A basketball lifer whose journey from All-Star player to respected coach and broadcaster culminated in the sport's highest honor.
Doug Collins was a four-time All-Star guard for the Philadelphia 76ers before injuries cut his playing career short. He then coached the Chicago Bulls in the late 1980s, shepherding a young Michael Jordan with intensity and tactical acumen. Later, as a network television analyst, his detailed breakdowns educated a generation of fans. This arc—player, coach, commentator—culminated in his 2024 enshrinement in the Basketball Hall of Fame. His relationship with basketball has spanned every possible role.
1946–1964
The largest generation in history at the time. Shaped by postwar prosperity, the Vietnam War, the sexual revolution, and Watergate. They questioned every institution their parents built — then ran them.
Doug was born in 1951, placing them squarely in the Baby Boomers.
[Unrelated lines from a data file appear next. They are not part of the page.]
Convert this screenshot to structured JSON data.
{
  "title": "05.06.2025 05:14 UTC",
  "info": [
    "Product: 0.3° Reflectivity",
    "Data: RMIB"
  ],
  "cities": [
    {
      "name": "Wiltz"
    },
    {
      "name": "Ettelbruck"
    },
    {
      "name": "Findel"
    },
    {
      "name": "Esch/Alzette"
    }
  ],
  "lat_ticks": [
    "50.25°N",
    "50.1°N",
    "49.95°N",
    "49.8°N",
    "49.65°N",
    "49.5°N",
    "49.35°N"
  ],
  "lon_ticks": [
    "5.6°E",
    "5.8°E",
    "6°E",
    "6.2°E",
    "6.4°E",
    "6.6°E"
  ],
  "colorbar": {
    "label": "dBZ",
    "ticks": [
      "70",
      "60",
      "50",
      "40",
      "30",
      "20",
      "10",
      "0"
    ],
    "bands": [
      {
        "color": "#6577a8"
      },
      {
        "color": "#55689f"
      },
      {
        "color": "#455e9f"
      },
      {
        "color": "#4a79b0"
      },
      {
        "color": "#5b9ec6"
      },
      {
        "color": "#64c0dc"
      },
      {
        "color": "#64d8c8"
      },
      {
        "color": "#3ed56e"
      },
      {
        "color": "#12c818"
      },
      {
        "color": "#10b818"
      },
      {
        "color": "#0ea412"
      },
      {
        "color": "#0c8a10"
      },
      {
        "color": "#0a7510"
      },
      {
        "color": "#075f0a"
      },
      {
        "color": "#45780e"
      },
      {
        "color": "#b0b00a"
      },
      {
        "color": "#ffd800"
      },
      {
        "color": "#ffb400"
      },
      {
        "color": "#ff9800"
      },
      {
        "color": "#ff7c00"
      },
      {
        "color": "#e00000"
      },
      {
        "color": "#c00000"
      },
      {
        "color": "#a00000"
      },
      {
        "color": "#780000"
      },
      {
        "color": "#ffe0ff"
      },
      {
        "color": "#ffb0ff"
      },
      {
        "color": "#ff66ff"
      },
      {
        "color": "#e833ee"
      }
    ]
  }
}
The events that shaped this generation — postwar prosperity, civil rights, Vietnam, and the counterculture — shaped the world they entered and the choices available to them.
The biggest hits of 1951
#1 Movie
Quo Vadis
Best Picture
An American in Paris
#1 TV Show
Arthur Godfrey's Talent Scouts
The world at every milestone
First color TV broadcast in the US
Elvis Presley appears on The Ed Sullivan Show
Civil Rights Act signed; Beatles arrive in America
Summer of Love in San Francisco; first Super Bowl
Apollo 11: humans walk on the Moon; Woodstock festival
Watergate break-in; last Apollo Moon mission
MTV launches; first Space Shuttle flight; AIDS identified
Soviet Union dissolves; World Wide Web goes public
September 11 attacks transform the world
Osama bin Laden killed; Arab Spring sweeps the Middle East
January 6 Capitol breach; COVID vaccines roll out globally
He was a member of the controversial 1972 U.S. Olympic basketball team that lost the gold medal game to the Soviet Union.
He scored the first two points in the history of the Philadelphia 76ers franchise after its relocation from Syracuse.
He served as a color commentator for NBC and later for ESPN/ABC on their national NBA broadcasts.
“The will to win is not nearly as important as the will to prepare to win.”